O Primo Basílio e o gênero romance

Juliana Casarotti Ferreira

Mestranda/UNESP-Assis

Orientador: Rosane Gazolla Alves Feitosa

O romance O Primo Basílio de Eça de Queirós, publicado em 1878, é uma obra fundamental do Realismo-Naturalismo português. Inova a criação literária da época, oferecendo uma crítica aos costumes da pequena burguesia de Lisboa. Eça de Queirós promove um ataque a uma das instituições burguesas tidas como mais sólidas: o casamento. O autor, que já demonstrara sua opção por uma literatura de crítica social em O Crime do Padre Amaro, onde retrata o provincianismo do ambiente humano da pequena cidade de Leiria, desta vez, elege personagens que retratam a vida fútil da capital Lisboa em O Primo Basílio.

Eça de Queirós explora o erotismo do tema do adultério, quando mostra, de forma detalhada, a relação entre os amantes, diferente do modo sentimental de encarar o tema realizada pelos românticos. Também inova ao incluir diálogos sobre homossexualismo em seu texto. Cria personagens despidas de virtudes vivendo situações dramáticas geradas a partir de sentimentos fúteis e de mesquinharias. Os lances amorosos se iniciam por motivações vulgares e medíocres. Tudo o que Eça faz tem por objetivo despertar o interesse e ao mesmo tempo atacar a sociedade lisboeta. O Primo Basílio representa um dos primeiros momentos de reflexão sobre o atraso da sociedade portuguesa em um mundo profundamente transformado pela Revolução Industrial e pelo desenvolvimento tecnológico.

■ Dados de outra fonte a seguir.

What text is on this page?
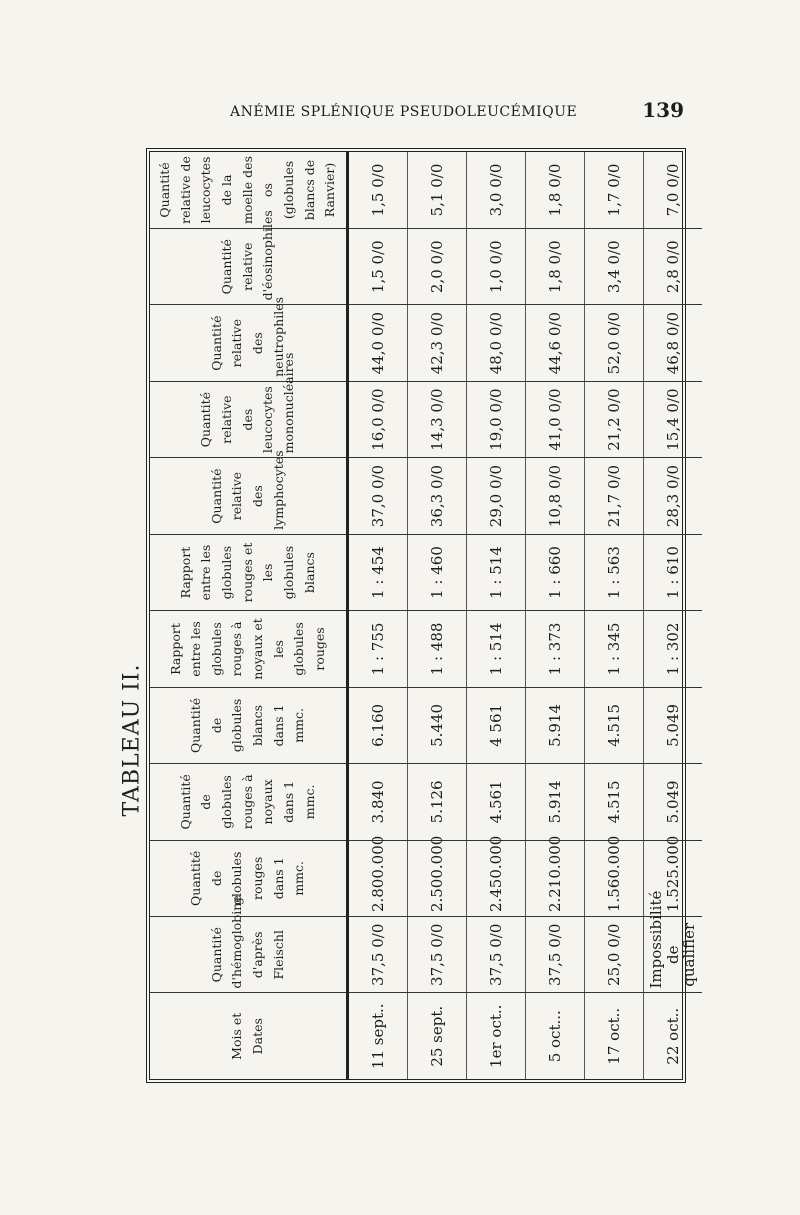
ANÉMIE SPLÉNIQUE PSEUDOLEUCÉMIQUE	139
TABLEAU II.
Mois et Dates	Quantité d'hémoglobine d'après Fleischl	Quantité de globules rouges dans 1 mmc.	Quantité de globules rouges à noyaux dans 1 mmc.	Quantité de globules blancs dans 1 mmc.	Rapport entre les globules rouges à noyaux et les globules rouges	Rapport entre les globules rouges et les globules blancs	Quantité relative des lymphocytes	Quantité relative des leucocytes mononucléaires	Quantité relative des neutrophiles	Quantité relative d'éosinophiles	Quantité relative de leucocytes de la moelle des os (globules blancs de Ranvier)
11 sept..	37,5 0/0	2.800.000	3.840	6.160	1 : 755	1 : 454	37,0 0/0	16,0 0/0	44,0 0/0	1,5 0/0	1,5 0/0
25 sept.	37,5 0/0	2.500.000	5.126	5.440	1 : 488	1 : 460	36,3 0/0	14,3 0/0	42,3 0/0	2,0 0/0	5,1 0/0
1er oct..	37,5 0/0	2.450.000	4.561	4 561	1 : 514	1 : 514	29,0 0/0	19,0 0/0	48,0 0/0	1,0 0/0	3,0 0/0
5 oct...	37,5 0/0	2.210.000	5.914	5.914	1 : 373	1 : 660	10,8 0/0	41,0 0/0	44,6 0/0	1,8 0/0	1,8 0/0
17 oct..	25,0 0/0	1.560.000	4.515	4.515	1 : 345	1 : 563	21,7 0/0	21,2 0/0	52,0 0/0	3,4 0/0	1,7 0/0
22 oct..	Impossibilité de qualifier	1.525.000	5.049	5.049	1 : 302	1 : 610	28,3 0/0	15,4 0/0	46,8 0/0	2,8 0/0	7,0 0/0
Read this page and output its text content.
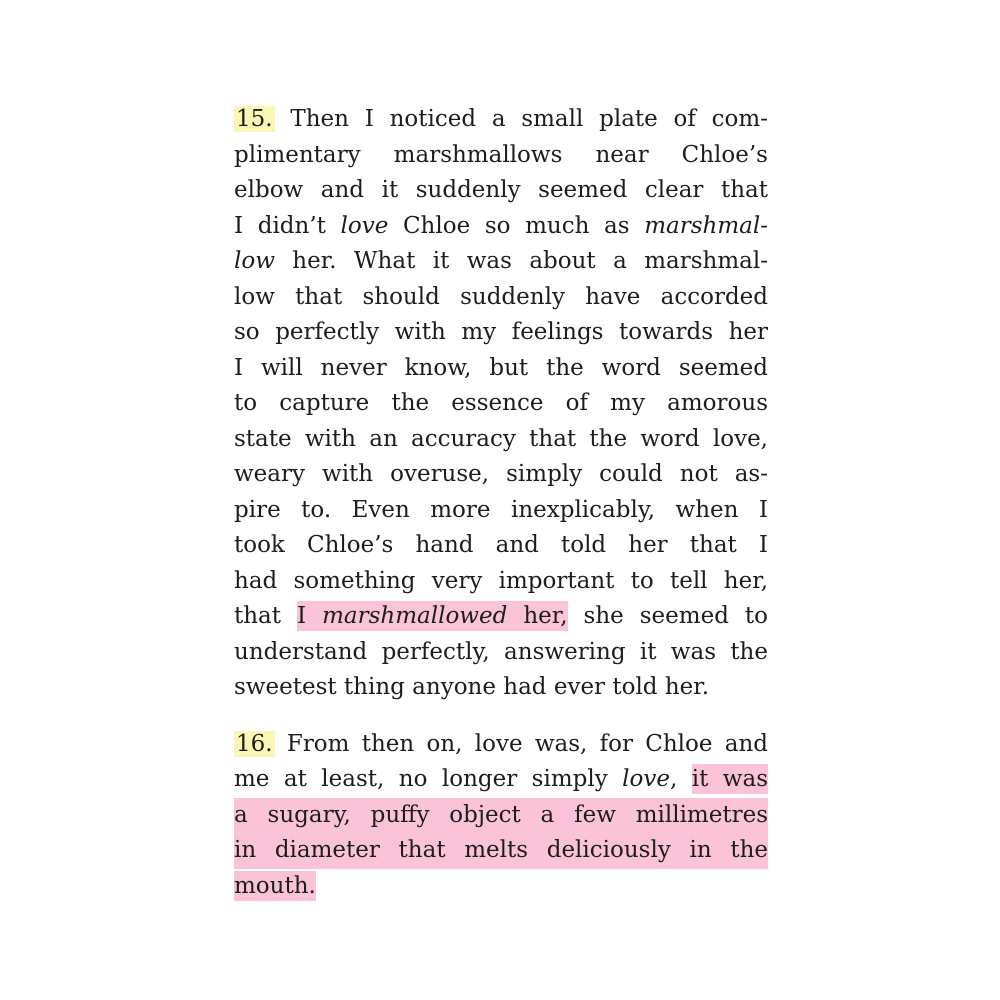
15. Then I noticed a small plate of com-
plimentary marshmallows near Chloe’s
elbow and it suddenly seemed clear that
I didn’t love Chloe so much as marshmal-
low her. What it was about a marshmal-
low that should suddenly have accorded
so perfectly with my feelings towards her
I will never know, but the word seemed
to capture the essence of my amorous
state with an accuracy that the word love,
weary with overuse, simply could not as-
pire to. Even more inexplicably, when I
took Chloe’s hand and told her that I
had something very important to tell her,
that I marshmallowed her, she seemed to
understand perfectly, answering it was the
sweetest thing anyone had ever told her.
16. From then on, love was, for Chloe and
me at least, no longer simply love, it was
a sugary, puffy object a few millimetres
in diameter that melts deliciously in the
mouth.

Não há dúvida, no contexto da crítica literária, quanto à classificação de O Primo Basílio como um romance. Romance, aliás, que teve e continua tendo êxito tanto de crítica quanto de público, desde a primeira edição posta à venda em 28 de fevereiro de 1878. Na época os 3000 exemplares se esgotaram em poucos meses, uma façanha para o tempo. Mas, quais seriam os argumentos para a obra queirosiana alcançar a categoria de romance? As personagens Luísa, Jorge, Juliana e Basílio poderiam povoar outro gênero, que não o romance? A questão dos gêneros é ainda hoje complexa e os teóricos da literatura adotam posicionamentos distintos nessa classificação que visa a ordenar a multiplicidade de fenômenos literários.

O presente artigo pretende encontrar no texto ficcional O Primo Basílio evidências formais que demonstrem que a obra é um romance. Para isso, tomamos como ponto de partida a leitura e a análise da obra, O Primo Basílio, buscando no texto literário argumentos que demonstrem sua participação no conjunto de textos denominado romance.

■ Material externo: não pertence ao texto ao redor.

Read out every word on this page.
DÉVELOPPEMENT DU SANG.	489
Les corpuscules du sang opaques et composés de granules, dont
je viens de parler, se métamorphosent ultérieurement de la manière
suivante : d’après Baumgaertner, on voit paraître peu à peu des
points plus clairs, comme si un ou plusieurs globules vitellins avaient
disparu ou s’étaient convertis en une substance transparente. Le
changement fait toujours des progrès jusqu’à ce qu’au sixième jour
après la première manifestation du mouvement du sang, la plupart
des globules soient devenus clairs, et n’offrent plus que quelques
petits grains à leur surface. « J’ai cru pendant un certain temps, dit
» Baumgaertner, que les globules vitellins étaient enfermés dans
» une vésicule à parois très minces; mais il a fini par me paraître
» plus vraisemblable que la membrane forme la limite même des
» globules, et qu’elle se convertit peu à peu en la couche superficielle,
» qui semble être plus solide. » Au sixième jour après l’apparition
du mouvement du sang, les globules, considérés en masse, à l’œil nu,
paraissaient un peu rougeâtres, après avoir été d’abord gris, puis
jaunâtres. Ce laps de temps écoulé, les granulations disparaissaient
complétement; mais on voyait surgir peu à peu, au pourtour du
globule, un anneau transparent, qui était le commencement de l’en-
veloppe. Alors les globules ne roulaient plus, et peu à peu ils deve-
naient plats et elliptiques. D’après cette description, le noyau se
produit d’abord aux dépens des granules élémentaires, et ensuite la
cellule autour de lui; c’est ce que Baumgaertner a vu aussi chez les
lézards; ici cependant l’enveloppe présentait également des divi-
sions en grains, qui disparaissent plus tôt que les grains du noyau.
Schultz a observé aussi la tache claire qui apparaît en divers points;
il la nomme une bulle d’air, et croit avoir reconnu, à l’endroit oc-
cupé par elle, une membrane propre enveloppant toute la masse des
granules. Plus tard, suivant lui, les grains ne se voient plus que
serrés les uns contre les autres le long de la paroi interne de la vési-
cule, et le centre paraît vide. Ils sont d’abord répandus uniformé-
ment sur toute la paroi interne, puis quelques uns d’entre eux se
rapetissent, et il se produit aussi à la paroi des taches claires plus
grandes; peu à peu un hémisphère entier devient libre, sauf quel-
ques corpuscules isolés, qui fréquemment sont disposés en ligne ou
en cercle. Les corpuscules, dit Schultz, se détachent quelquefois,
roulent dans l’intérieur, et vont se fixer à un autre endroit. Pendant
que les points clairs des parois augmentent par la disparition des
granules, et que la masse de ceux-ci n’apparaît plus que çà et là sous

A representação do mundo modifica-se de acordo com as épocas de desenvolvimento da literatura e assim os gêneros. Organiza-se de modos distintos e é limitada de várias maneiras no espaço e no tempo.

O romance é um gênero inacabado, ou seja, ainda está se formando, diferentemente dos outros gêneros, já há muito tempo constituídos, como é o caso da epopéia, que se define como algo criado há séculos, além de ser um gênero profundamente envelhecido. De acordo com Bakhtin: 

O romance não é simplesmente mais um gênero ao lado dos outros. Trata-se do único gênero que ainda está evoluindo no meio de gêneros já há muito formados e parcialmente mortos. Ele é o único nascido e alimentado pela era moderna da história mundial e, por isso, profundamente aparentado a ela, enquanto que os grandes gêneros são recebidos por ela como um legado, dentro de uma forma pronta, e só fazem adaptar – melhor ou pior – às suas novas condições de existência. Em comparação a eles, o romance apresenta-se como uma entidade de outra natureza. (1988, p. 398)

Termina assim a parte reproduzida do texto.